For the first time in 29 years, a woman has been chosen as Time Magazine’s “Person of the Year.” This leaves most of us wondering, why such a long wait?

TIME’s Radhika Jones answers: “As I wrote a few years ago, the label of Person of the Year tends to favor people with institutional power. The choice reflects TIME’s view of who affected the news and our lives, for good or for ill. Since 1986 there’ve been four U.S. Presidents in the mix—three of them two-termers, all of them men. Plus a handful of leaders of the Soviet Union (and Russia), also all men. The Pope keeps being a man. And it’s a lot easier to make news from an address like the White House, the Kremlin or the Vatican.”

In a world where great leadership is generally associated with masculine “words” such as strong, powerful, assertive, competitive, and direct, it is great to see that a woman can rise to meet all of these expectations. The notion of what makes a great leader is finally changing, and as a society, we are embracing the value of more feminine traits in the role of leadership- words such as compassion and kindness, inevitably come to mind when reading Time Magazine’s award to Merkel rationale:

“To be welcoming. To be unafraid. To believe that great civilizations build bridges, not walls, and that wars are won both on and off the battlefield. By viewing the refugees as victims to be rescued rather than invaders to be repelled, the woman raised behind the Iron Curtain gambled on freedom.

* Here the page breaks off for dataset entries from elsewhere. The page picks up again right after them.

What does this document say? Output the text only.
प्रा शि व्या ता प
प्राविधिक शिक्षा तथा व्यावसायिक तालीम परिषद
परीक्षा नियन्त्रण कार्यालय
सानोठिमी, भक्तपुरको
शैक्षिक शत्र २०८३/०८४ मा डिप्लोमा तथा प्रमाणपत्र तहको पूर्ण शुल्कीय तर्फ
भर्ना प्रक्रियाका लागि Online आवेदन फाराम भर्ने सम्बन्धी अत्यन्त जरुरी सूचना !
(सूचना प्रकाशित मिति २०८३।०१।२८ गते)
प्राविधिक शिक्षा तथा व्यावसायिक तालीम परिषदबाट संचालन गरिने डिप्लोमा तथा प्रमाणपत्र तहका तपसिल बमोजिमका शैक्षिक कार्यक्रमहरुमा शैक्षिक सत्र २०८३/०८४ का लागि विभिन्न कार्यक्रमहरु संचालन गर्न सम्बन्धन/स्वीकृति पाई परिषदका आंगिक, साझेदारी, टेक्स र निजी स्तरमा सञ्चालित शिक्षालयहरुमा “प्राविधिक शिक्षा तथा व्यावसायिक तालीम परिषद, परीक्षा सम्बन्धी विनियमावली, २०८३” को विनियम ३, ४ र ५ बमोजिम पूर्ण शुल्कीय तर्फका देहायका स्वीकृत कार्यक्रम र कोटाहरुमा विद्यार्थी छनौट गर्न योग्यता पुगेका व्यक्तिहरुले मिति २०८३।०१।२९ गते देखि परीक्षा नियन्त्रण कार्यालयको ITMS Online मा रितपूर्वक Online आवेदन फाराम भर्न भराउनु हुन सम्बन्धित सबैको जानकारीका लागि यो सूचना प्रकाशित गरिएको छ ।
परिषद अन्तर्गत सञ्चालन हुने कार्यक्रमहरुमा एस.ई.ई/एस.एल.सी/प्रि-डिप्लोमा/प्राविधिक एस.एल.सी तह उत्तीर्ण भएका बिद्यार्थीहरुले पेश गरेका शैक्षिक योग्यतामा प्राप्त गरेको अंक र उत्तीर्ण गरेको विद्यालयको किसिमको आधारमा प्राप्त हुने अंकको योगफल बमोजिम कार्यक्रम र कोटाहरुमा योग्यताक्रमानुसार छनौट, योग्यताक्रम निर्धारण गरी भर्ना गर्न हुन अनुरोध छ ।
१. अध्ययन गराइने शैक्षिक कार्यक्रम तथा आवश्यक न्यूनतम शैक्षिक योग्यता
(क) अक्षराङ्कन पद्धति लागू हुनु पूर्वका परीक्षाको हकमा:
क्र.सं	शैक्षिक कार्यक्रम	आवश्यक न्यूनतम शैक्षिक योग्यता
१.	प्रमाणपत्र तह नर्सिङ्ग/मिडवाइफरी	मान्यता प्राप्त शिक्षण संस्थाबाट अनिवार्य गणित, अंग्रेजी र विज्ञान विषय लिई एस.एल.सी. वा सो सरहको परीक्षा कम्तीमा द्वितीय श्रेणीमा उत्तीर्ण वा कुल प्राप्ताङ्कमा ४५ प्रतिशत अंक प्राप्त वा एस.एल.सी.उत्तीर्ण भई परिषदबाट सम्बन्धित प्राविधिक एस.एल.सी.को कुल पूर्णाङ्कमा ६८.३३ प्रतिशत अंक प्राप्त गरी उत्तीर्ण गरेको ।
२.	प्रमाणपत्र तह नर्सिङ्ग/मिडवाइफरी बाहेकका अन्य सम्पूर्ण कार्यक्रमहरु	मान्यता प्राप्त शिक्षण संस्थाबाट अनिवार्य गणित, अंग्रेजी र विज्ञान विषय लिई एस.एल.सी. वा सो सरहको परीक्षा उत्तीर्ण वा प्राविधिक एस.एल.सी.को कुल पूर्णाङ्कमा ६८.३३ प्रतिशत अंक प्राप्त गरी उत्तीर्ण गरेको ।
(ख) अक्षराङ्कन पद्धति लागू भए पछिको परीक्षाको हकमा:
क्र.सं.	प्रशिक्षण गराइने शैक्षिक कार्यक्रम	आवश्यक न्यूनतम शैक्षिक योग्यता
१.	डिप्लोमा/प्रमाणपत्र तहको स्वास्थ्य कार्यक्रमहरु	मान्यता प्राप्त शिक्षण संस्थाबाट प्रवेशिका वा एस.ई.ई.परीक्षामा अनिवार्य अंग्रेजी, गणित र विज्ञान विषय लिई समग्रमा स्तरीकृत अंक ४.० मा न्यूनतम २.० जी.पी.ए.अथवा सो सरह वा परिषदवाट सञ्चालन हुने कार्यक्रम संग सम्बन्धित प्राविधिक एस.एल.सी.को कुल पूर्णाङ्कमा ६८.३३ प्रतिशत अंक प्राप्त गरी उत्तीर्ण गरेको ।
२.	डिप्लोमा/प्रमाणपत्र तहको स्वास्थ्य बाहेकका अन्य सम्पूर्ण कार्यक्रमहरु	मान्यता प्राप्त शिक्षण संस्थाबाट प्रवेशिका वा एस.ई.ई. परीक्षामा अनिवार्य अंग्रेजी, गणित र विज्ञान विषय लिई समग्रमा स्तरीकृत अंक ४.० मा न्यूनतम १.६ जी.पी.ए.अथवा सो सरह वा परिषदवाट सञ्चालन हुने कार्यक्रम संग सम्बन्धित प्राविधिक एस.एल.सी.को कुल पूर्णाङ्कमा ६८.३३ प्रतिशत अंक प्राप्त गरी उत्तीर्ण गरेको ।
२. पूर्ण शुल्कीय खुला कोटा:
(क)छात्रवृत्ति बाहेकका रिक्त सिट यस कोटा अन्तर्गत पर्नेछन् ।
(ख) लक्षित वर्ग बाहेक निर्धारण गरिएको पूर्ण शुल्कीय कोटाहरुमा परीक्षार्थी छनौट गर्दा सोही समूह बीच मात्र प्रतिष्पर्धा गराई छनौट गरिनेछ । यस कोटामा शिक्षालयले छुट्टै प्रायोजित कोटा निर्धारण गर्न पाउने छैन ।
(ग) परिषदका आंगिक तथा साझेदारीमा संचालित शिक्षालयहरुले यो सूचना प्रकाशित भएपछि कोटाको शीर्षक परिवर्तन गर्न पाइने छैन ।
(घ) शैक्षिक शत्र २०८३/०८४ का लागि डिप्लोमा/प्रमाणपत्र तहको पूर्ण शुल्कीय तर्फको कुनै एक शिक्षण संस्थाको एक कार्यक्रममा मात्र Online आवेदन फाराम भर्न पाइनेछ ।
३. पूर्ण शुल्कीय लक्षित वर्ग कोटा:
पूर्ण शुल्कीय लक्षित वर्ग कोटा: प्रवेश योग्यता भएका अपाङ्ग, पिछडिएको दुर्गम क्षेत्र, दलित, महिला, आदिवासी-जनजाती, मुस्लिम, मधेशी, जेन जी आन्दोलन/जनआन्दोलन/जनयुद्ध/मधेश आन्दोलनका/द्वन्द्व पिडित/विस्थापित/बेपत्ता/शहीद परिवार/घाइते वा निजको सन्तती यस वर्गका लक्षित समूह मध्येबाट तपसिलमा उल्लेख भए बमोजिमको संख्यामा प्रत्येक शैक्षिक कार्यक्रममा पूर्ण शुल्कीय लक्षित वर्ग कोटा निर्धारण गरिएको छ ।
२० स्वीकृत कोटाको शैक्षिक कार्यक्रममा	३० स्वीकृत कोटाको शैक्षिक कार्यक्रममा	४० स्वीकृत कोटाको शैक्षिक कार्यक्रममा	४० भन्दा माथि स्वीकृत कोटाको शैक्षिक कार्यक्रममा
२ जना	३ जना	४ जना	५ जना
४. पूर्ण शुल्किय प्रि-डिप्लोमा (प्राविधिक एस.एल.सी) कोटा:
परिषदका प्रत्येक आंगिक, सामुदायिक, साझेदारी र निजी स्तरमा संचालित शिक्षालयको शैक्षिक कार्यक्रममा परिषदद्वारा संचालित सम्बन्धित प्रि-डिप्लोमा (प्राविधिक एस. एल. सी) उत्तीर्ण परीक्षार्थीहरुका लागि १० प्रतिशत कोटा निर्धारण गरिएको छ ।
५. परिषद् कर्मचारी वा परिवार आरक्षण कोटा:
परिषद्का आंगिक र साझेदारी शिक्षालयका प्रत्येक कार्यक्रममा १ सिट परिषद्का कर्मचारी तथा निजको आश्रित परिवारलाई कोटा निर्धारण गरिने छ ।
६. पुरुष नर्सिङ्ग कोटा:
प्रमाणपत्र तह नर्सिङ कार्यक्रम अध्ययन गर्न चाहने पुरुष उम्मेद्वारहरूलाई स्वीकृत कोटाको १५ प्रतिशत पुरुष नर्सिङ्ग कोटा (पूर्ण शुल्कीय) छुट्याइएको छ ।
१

The pastor’s daughter wielded mercy like a weapon. You can agree with her or not, but she is not taking the easy road. Leaders are tested only when people don’t want to follow. For asking more of her country than most politicians would dare, for standing firm against tyranny as well as expedience and for providing steadfast moral leadership in a world where it is in short supply, Angela Merkel is TIME’s Person of the Year.”

Hats off to Merkel. And to everyone who understands the value of the feminine perspective in leadership.